For instance, in the June 2020 growth cycle, AC stock surged 46% in less than 10 days as there was a hint of a vaccine. But the first trial failed, sending the share down 32% in 40 days. In the November 2020 growth cycle, AC stock jumped 83% in 30 days as Pfizer announced 90% vaccine effectiveness. But the second wave of the pandemic came and sent AC stock down 25% in 50 days.

The above trend shows that a dip cycle is longer than the growth cycle. Moreover, the dip acts as a catapult and pushes the stock even higher.
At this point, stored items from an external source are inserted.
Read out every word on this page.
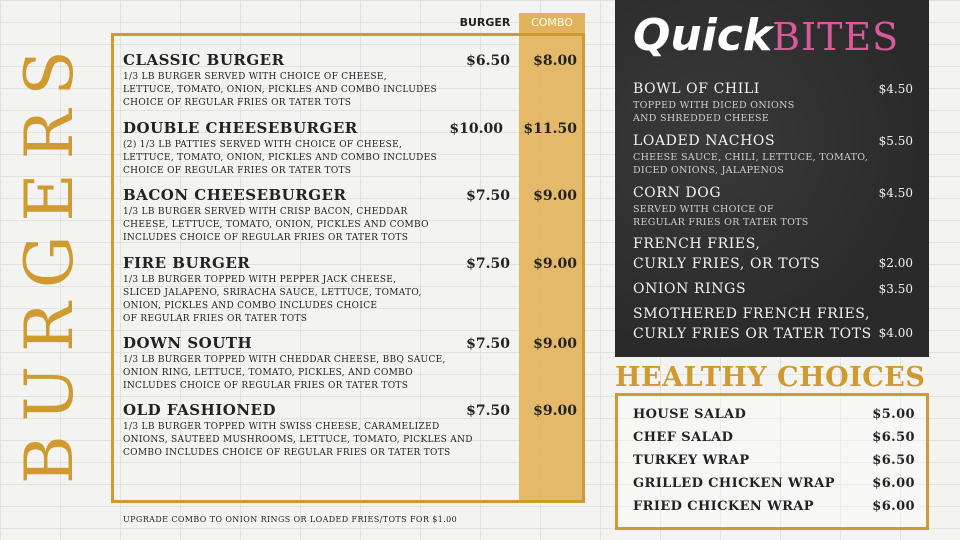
BURGERS
BURGER	COMBO
CLASSIC BURGER
1/3 LB BURGER SERVED WITH CHOICE OF CHEESE,
LETTUCE, TOMATO, ONION, PICKLES AND COMBO INCLUDES
CHOICE OF REGULAR FRIES OR TATER TOTS
$6.50	$8.00
DOUBLE CHEESEBURGER
(2) 1/3 LB PATTIES SERVED WITH CHOICE OF CHEESE,
LETTUCE, TOMATO, ONION, PICKLES AND COMBO INCLUDES
CHOICE OF REGULAR FRIES OR TATER TOTS
$10.00	$11.50
BACON CHEESEBURGER
1/3 LB BURGER SERVED WITH CRISP BACON, CHEDDAR
CHEESE, LETTUCE, TOMATO, ONION, PICKLES AND COMBO
INCLUDES CHOICE OF REGULAR FRIES OR TATER TOTS
$7.50	$9.00
FIRE BURGER
1/3 LB BURGER TOPPED WITH PEPPER JACK CHEESE,
SLICED JALAPENO, SRIRACHA SAUCE, LETTUCE, TOMATO,
ONION, PICKLES AND COMBO INCLUDES CHOICE
OF REGULAR FRIES OR TATER TOTS
$7.50	$9.00
DOWN SOUTH
1/3 LB BURGER TOPPED WITH CHEDDAR CHEESE, BBQ SAUCE,
ONION RING, LETTUCE, TOMATO, PICKLES, AND COMBO
INCLUDES CHOICE OF REGULAR FRIES OR TATER TOTS
$7.50	$9.00
OLD FASHIONED
1/3 LB BURGER TOPPED WITH SWISS CHEESE, CARAMELIZED
ONIONS, SAUTEED MUSHROOMS, LETTUCE, TOMATO, PICKLES AND
COMBO INCLUDES CHOICE OF REGULAR FRIES OR TATER TOTS
$7.50	$9.00
UPGRADE COMBO TO ONION RINGS OR LOADED FRIES/TOTS FOR $1.00
QuickBITES
BOWL OF CHILI
TOPPED WITH DICED ONIONS
AND SHREDDED CHEESE
$4.50
LOADED NACHOS
CHEESE SAUCE, CHILI, LETTUCE, TOMATO,
DICED ONIONS, JALAPENOS
$5.50
CORN DOG
SERVED WITH CHOICE OF
REGULAR FRIES OR TATER TOTS
$4.50
FRENCH FRIES,
CURLY FRIES, OR TOTS	$2.00
ONION RINGS	$3.50
SMOTHERED FRENCH FRIES,
CURLY FRIES OR TATER TOTS $4.00
HEALTHY CHOICES
HOUSE SALAD	$5.00
CHEF SALAD	$6.50
TURKEY WRAP	$6.50
GRILLED CHICKEN WRAP	$6.00
FRIED CHICKEN WRAP	$6.00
How to make the most of these cycles 

Now, it is impossible to time the market. You can’t buy AC stock at its bottom and sell it at its peak with accuracy. But what you can do is buy the stock near its dip and sell it near its peak. If you study the stock carefully, its cycles are range-bound. And every cycle has a phased growth.

Before November 2020, AC stock was trading in the $14-$20 range. After the vaccine news, the stock increased its range to $20-$27. It is in the fifth cycle, the bailout. And in this cycle, it has a range of $24-$32. AC stock will continue to decline for another week or two and fall below $24. That is the time to buy the stock because bailout news will push the stock above its pandemic high of $29.8 to a new high of $31 or $32. A $24-$32 gap represents a 33% upside.

I don’t recommend such short-term trading as it has a high risk of a downside. But you can minimize your risk by buying the stock at a dip of $24. That is the price it has maintained in the last 50 days. Even if you don’t gain anything, you won’t lose much value if you buy at the dip. But if you buy the stock above the $24 price, your downside risk is higher.

This article represents the opinion of the writer, who may disagree with the “official” recommendation position of a Motley Fool premium service or advisor. We’re Motley! Questioning an investing thesis — even one of our own — helps us all think critically about investing and make decisions that help us become smarter, happier, and richer, so we sometimes publish articles that may not be in line with recommendations, rankings or other content.

Fool contributor Puja Tayal has no position in any of the stocks mentioned.